Güvenli, kolayca ulaşılabilir, ucuz ve sürdürülebilir bir enerji arzının sağlanması, ülkelerin sanayileşmesinde, sosyal ve ekonomik kalkınmalarında, bireylerin yaşam kalitelerinin artmasında ve yaşamlarının kolaylaştırılmasında; oldukça önemli bir

(20)

husustur. Ancak enerji üretimiyle ilgili yürütülen çoğu faaliyet, çevreyi olumsuz etkilemekte; birçok yerel, bölgesel ve küresel soruna sebep olmaktadır. Oluşmasında enerjinin oldukça büyük bir pay sahibi olduğu bilinen iklim değişikliği sorunu günümüzde en önemli ve küresel çevre sorunların başında gelmektedir. Bilindiği üzere enerji, sanayi, tarım, hayvancılık, ulaşım, ısınma vb. sektörler ve ekonomik faaliyetlerin hepsi sera gazlarının oluşumundan sorumludurlar. Ancak, sera gazlarından en önemlisi olan karbondioksitin, fosil yakıtların aşırı kullanımından dolayı artması, bu faaliyetlerden enerjiyi daha ön plana çıkmaktadır (Yeşilata, 2010).
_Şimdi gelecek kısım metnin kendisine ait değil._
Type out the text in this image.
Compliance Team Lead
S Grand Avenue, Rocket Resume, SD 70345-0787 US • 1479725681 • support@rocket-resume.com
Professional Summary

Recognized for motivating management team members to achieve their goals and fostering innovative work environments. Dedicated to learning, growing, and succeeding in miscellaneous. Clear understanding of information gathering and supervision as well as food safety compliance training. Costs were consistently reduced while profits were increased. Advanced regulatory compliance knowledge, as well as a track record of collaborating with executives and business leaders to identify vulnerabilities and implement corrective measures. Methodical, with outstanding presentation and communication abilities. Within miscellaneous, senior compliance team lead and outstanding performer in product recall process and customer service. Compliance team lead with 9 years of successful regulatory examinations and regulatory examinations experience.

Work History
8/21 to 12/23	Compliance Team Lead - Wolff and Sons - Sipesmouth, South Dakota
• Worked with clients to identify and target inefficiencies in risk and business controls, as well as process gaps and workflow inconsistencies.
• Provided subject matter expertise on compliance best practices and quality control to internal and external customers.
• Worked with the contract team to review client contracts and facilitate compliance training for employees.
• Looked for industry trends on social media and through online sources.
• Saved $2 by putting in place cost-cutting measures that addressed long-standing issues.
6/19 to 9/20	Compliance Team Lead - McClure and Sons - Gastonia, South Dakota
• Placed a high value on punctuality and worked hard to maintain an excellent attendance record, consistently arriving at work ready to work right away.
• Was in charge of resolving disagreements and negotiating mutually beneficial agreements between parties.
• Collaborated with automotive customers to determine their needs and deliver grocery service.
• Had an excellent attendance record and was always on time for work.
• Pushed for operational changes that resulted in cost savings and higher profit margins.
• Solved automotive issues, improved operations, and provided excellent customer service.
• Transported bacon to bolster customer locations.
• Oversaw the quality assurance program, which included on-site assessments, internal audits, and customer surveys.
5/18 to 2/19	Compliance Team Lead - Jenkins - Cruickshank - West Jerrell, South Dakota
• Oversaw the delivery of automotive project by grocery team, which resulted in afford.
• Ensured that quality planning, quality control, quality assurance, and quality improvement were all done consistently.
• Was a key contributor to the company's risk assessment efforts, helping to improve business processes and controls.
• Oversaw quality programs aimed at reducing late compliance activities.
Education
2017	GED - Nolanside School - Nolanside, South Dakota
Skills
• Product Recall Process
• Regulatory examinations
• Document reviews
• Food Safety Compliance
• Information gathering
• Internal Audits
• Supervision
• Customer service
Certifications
Fosil yakıtlar yakıldığında altı farklı sera gazı oluştur. Bunlardan en belirleyici olanlar karbondioksit (CO2) ve metan gazlarıdır. Diğerleri ise kükürt, partikül madde, azot oksit, kurum ve kül olarak sıralanabilir. Bu yanma sırasında ortaya çıkan karbon monoksit (CO) gazı, kandaki hemoglobine oksijenden çok daha hızlı bir şekilde tutunarak vücuttaki oksijeni bloke etmekte ve farklı hastalıklara yol açmaktadır. İnsan sağlığına ve doğaya onarılmaz zararlar vererek kanser ve diğer hastalıklara yol açan diğer bir öğe sülfürik asittir. Sülfürik asidin doğaya salınımı ise petrol ve kömürün yanmasıyla ortaya çıkan ve kokusuyla fark edilebilen kükürtdioksitden (SO2) dönüşmesiyle olur. Bağışıklık sistemini çökerten maddelerin başında gelen nitrik asit, nitratın akciğere nüfuz etmesiyle vücutta oluşur. Nitrat ise doğalgazın yanmasıyla ortaya çıkan ve duyu organlarıyla algılanamayan azotoksitin güneş altında reaksiyona girmesiyle oluşmaktadır (Uyar, 2013).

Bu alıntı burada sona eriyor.